È però doveroso ricordare che i decenni trascorsi a discutere di quest'opera sono talmente numerosi da coinvolgere inevitabilmente governi, partiti e forze politiche di ogni schieramento.
Nel marzo 2025 Confindustria La Spezia è stata la prima, a livello nazionale, a segnalare – in occasione della pubblicazione dell'European Defence Readiness 2030, Libro Bianco dell'Unione Europea per la Difesa – l'importanza di considerare la mobilità militare e, più in generale, le infrastrutture logistiche "dual use" come elementi strategici per la sicurezza e lo sviluppo.
L'UE ha individuato quattro corridoi multimodali prioritari (ferroviari, stradali, aerei e marittimi) per consentire lo spostamento rapido e su larga scala di truppe ed equipaggiamenti.
In questa prospettiva, Confindustria La Spezia ha ritenuto doveroso e urgente richiamare l'attenzione del Ministero della Difesa sull'importanza strategica del completamento della Linea Pontremolese.
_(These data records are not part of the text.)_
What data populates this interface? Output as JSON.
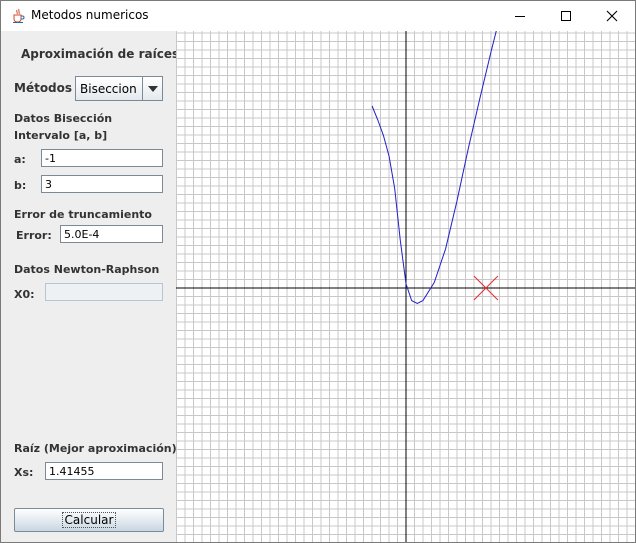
{
  "window": {
    "title": "Metodos numericos"
  },
  "panel": {
    "heading": "Aproximación de raíces",
    "methods_label": "Métodos",
    "method_selected": "Biseccion",
    "bisection_title": "Datos Bisección",
    "interval_label": "Intervalo [a, b]",
    "a_label": "a:",
    "a_value": "-1",
    "b_label": "b:",
    "b_value": "3",
    "error_title": "Error de truncamiento",
    "error_label": "Error:",
    "error_value": "5.0E-4",
    "newton_title": "Datos Newton-Raphson",
    "x0_label": "X0:",
    "x0_value": "",
    "root_title": "Raíz (Mejor aproximación)",
    "xs_label": "Xs:",
    "xs_value": "1.41455",
    "calc_button": "Calcular"
  },
  "icons": {
    "app": "java-cup-icon",
    "minimize": "minimize-icon",
    "maximize": "maximize-icon",
    "close": "close-icon",
    "dropdown": "chevron-down-icon",
    "root_marker": "x-marker-icon"
  },
  "colors": {
    "curve": "#2020c8",
    "root_marker": "#e03030",
    "grid": "#c8c8c8",
    "axis": "#000000"
  },
  "chart_data": {
    "type": "line",
    "function_shape": "parabola",
    "series": [
      {
        "x": [
          -0.6,
          -0.5,
          -0.4,
          -0.3,
          -0.2,
          -0.1,
          0.0,
          0.1,
          0.2,
          0.3,
          0.5,
          0.7,
          0.9,
          1.1,
          1.3,
          1.5,
          1.65
        ],
        "y": [
          13.0,
          12.0,
          10.9,
          9.4,
          7.1,
          3.4,
          0.3,
          -0.9,
          -1.1,
          -0.9,
          0.4,
          2.8,
          6.2,
          9.9,
          13.4,
          16.8,
          19.2
        ]
      }
    ],
    "root_marker": {
      "x": 1.41455,
      "y": 0
    },
    "grid": true,
    "axes": "crossing-at-origin"
  }
}
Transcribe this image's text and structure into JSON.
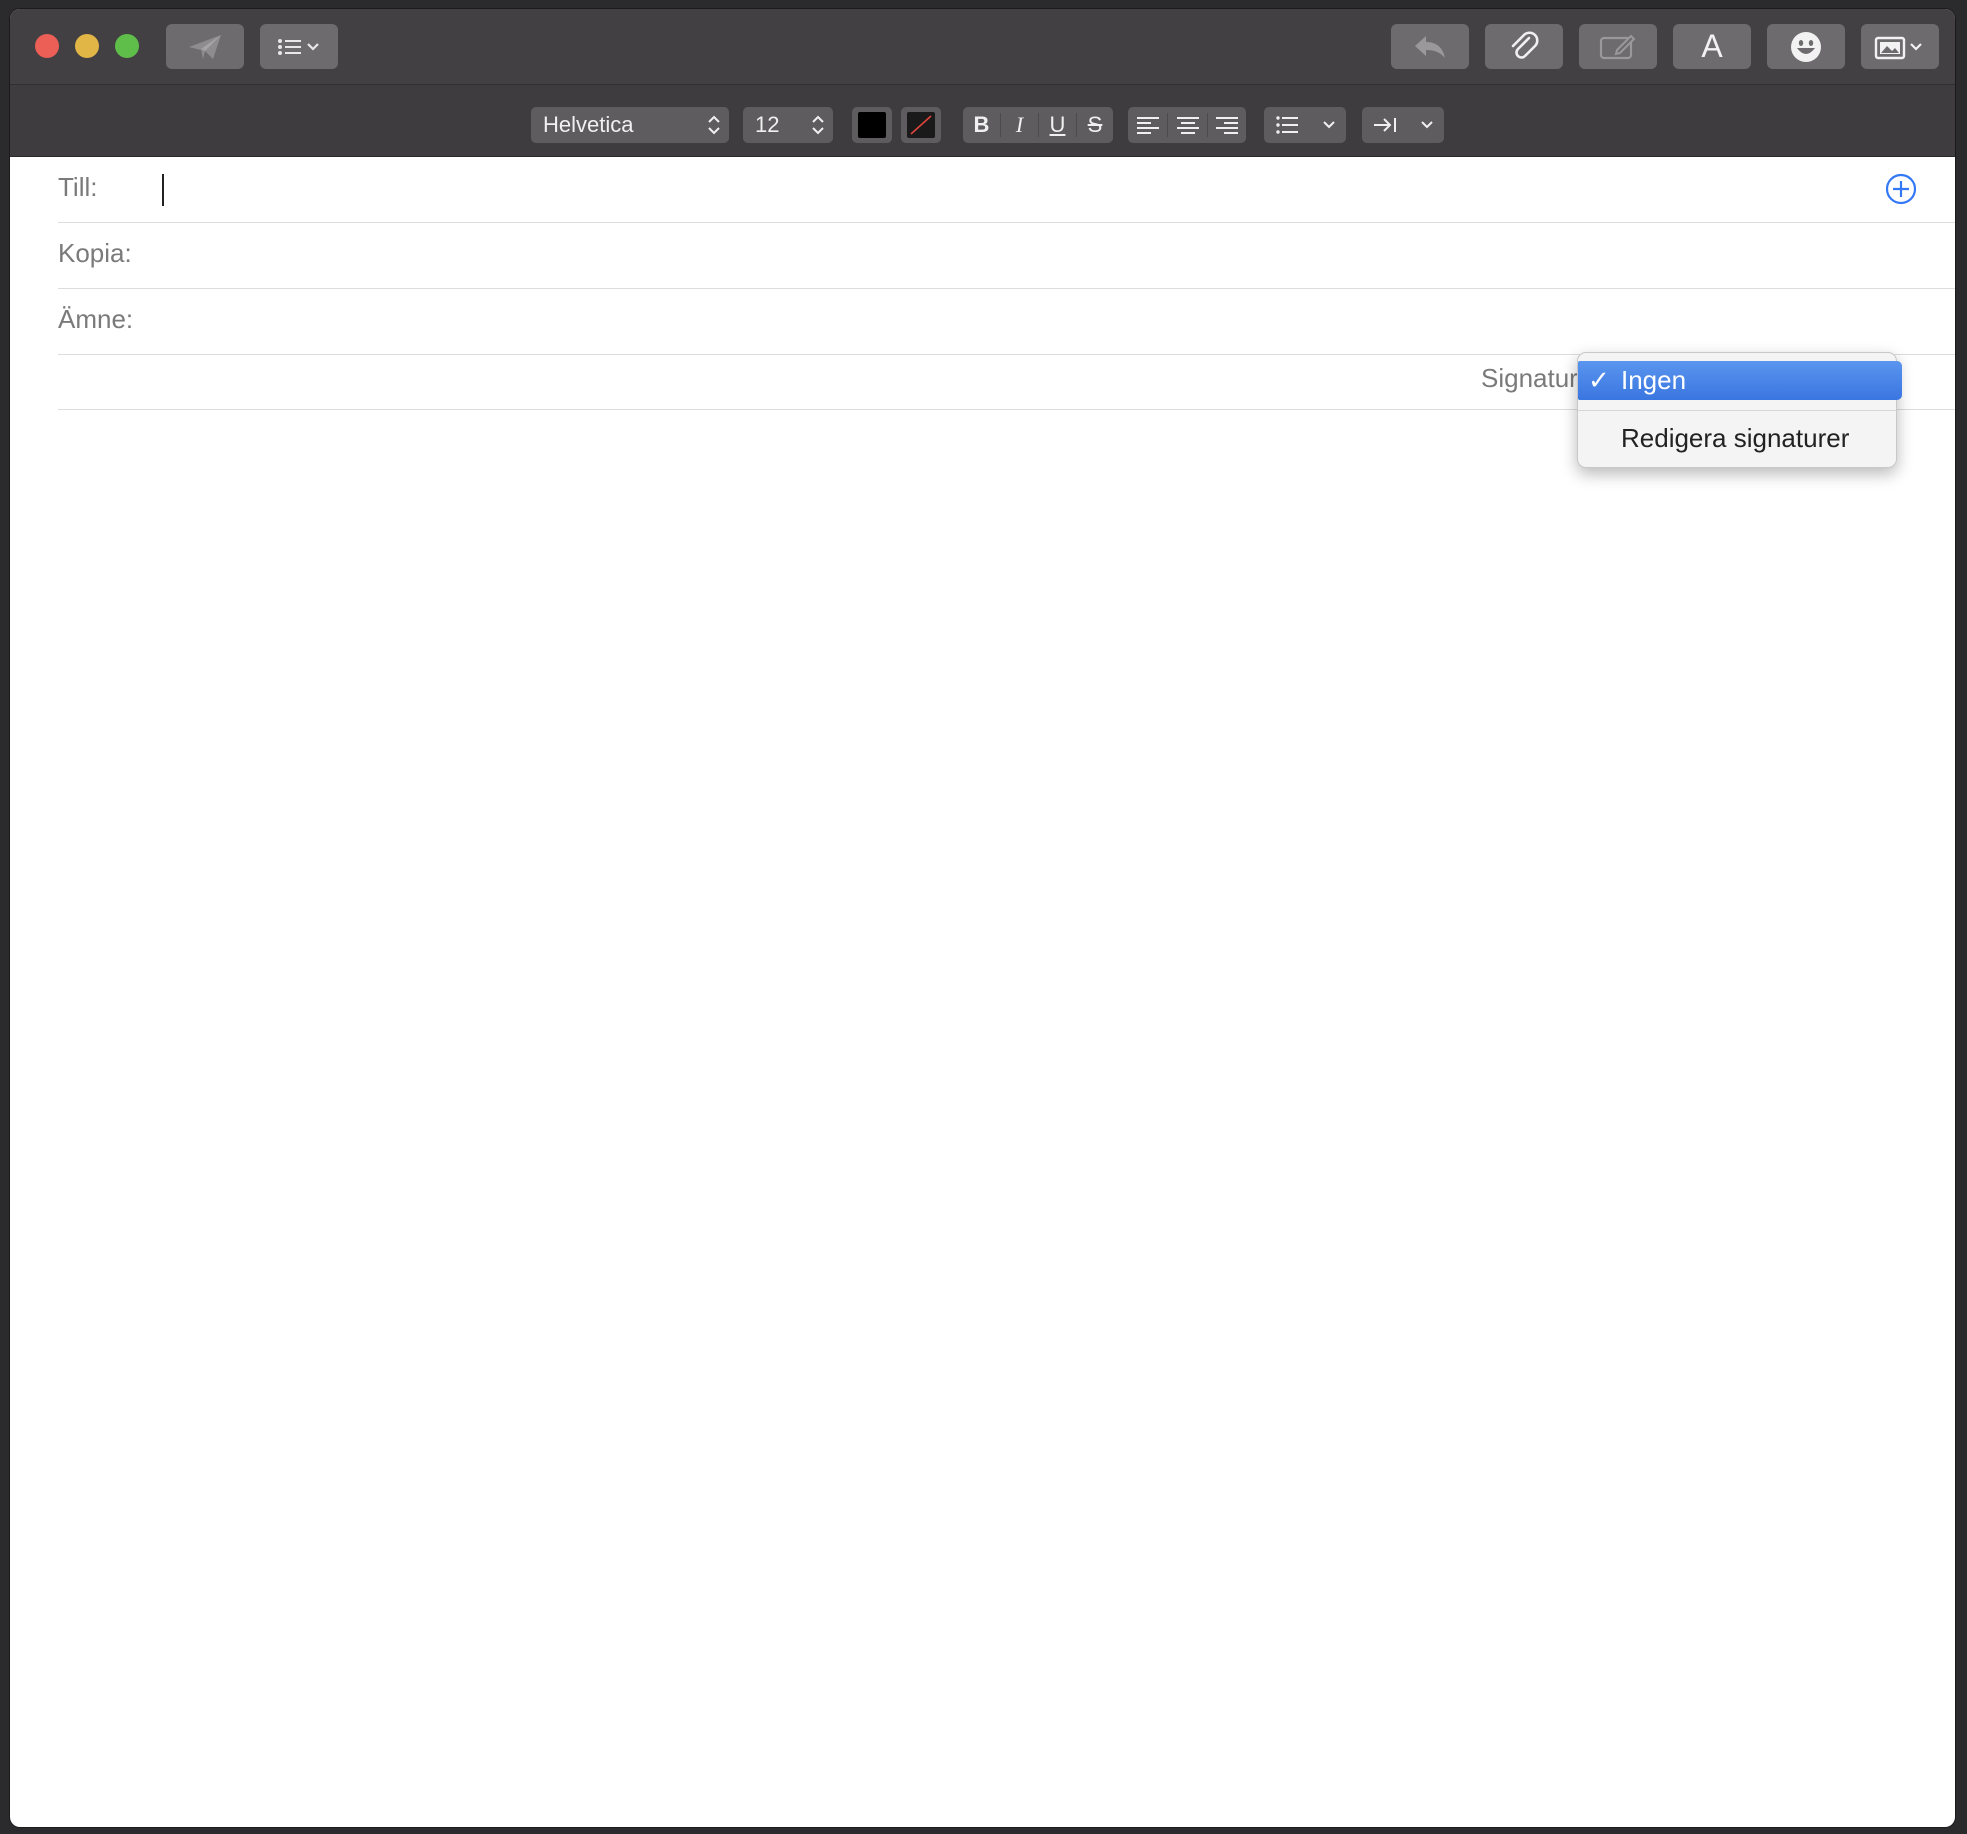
{
  "toolbar": {
    "send_icon": "paper-plane-icon",
    "header_fields_icon": "list-dropdown-icon",
    "reply_icon": "reply-arrow-icon",
    "attach_icon": "paperclip-icon",
    "markup_icon": "markup-icon",
    "font_button_label": "A",
    "emoji_icon": "smiley-icon",
    "photo_icon": "photo-browser-icon"
  },
  "format": {
    "font_family": "Helvetica",
    "font_size": "12",
    "bold": "B",
    "italic": "I",
    "underline": "U",
    "strikethrough": "S",
    "text_color": "#000000",
    "accent_color": "#3478f6"
  },
  "compose": {
    "to_label": "Till:",
    "to_value": "",
    "cc_label": "Kopia:",
    "cc_value": "",
    "subject_label": "Ämne:",
    "subject_value": "",
    "signature_label": "Signatur"
  },
  "signature_menu": {
    "check_mark": "✓",
    "selected": "Ingen",
    "items": [
      "Ingen",
      "Redigera signaturer"
    ]
  }
}
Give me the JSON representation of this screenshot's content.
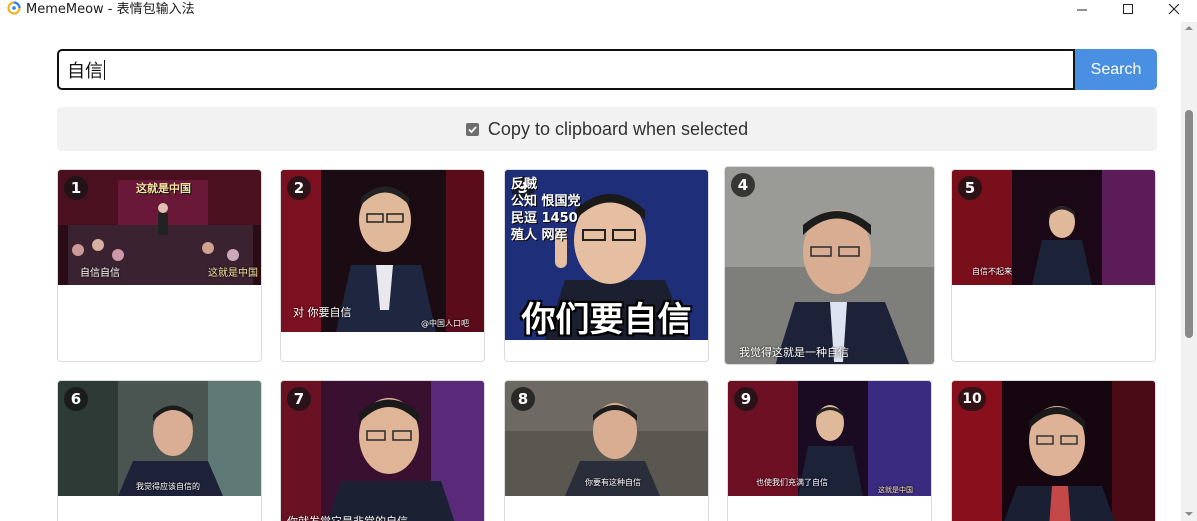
{
  "window": {
    "title": "MemeMeow - 表情包输入法"
  },
  "search": {
    "value": "自信",
    "button_label": "Search"
  },
  "options": {
    "copy_label": "Copy to clipboard when selected",
    "copy_checked": true
  },
  "results": [
    {
      "index": "1",
      "top_text": "这就是中国",
      "caption": "自信自信",
      "caption2": "这就是中国"
    },
    {
      "index": "2",
      "caption": "对 你要自信",
      "caption2": "@中国人口吧"
    },
    {
      "index": "3",
      "top_text": "反贼\n公知 恨国党\n民逗 1450\n殖人 网军",
      "big_caption": "你们要自信"
    },
    {
      "index": "4",
      "caption": "我觉得这就是一种自信"
    },
    {
      "index": "5",
      "caption": "自信不起来"
    },
    {
      "index": "6",
      "caption": "我觉得应该自信的"
    },
    {
      "index": "7",
      "caption": "你就发觉它是非常的自信"
    },
    {
      "index": "8",
      "caption": "你要有这种自信"
    },
    {
      "index": "9",
      "caption": "也使我们充满了自信",
      "caption2": "这就是中国"
    },
    {
      "index": "10"
    }
  ]
}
La fondatezza della proposta di utilizzare le risorse messe a disposizione dalla Comunità Europea è stata confermata dalla l'iniziativa assunta qualche settimana successiva dal Ministero delle Infrastrutture proponendo di utilizzarle per la realizzazione del Ponte di Messina.
Dopo un primo riscontro non positivo da parte del Ministero della Difesa, Confindustria La Spezia ha proposto alle altre associazioni di categoria datoriali di attivare un'azione congiunta all'interno di una consultazione pubblica in corso presso il Senato della Repubblica.
La proposta è stata accolta con determinazione e spirito costruttivo, portando alla firma di una lettera unitaria indirizzata ai Ministeri delle Infrastrutture e della Difesa, accompagnata da un documento strategico condiviso, la quale è stata inviata a tutti i politici ed amministratori a livello nazionale, regionale e locale.
Confindustria La Spezia ritiene sterile qualsiasi confronto politico autoreferenziale e ribadisce invece la necessità di un impegno concreto delle istituzioni.
L'auspicio è che la politica sappia attivare un'azione coordinata di Regioni, Province, Comuni e sistema camerale, per sensibilizzare il Ministero dei Trasporti sulla rilevanza strategica della Pontremolese e accelerare almeno il reperimento dei fondi mancanti, in particolare per la realizzazione del tratto Parma–Vicofertile.
Un passaggio che rappresenterebbe un punto di forza condiviso dai territori e un riconoscimento della strategicità nazionale dell'opera.
Diversamente, sarà necessario che tutti prendano atto che per altri decenni non vi saranno le condizioni per discutere seriamente della Pontremolese.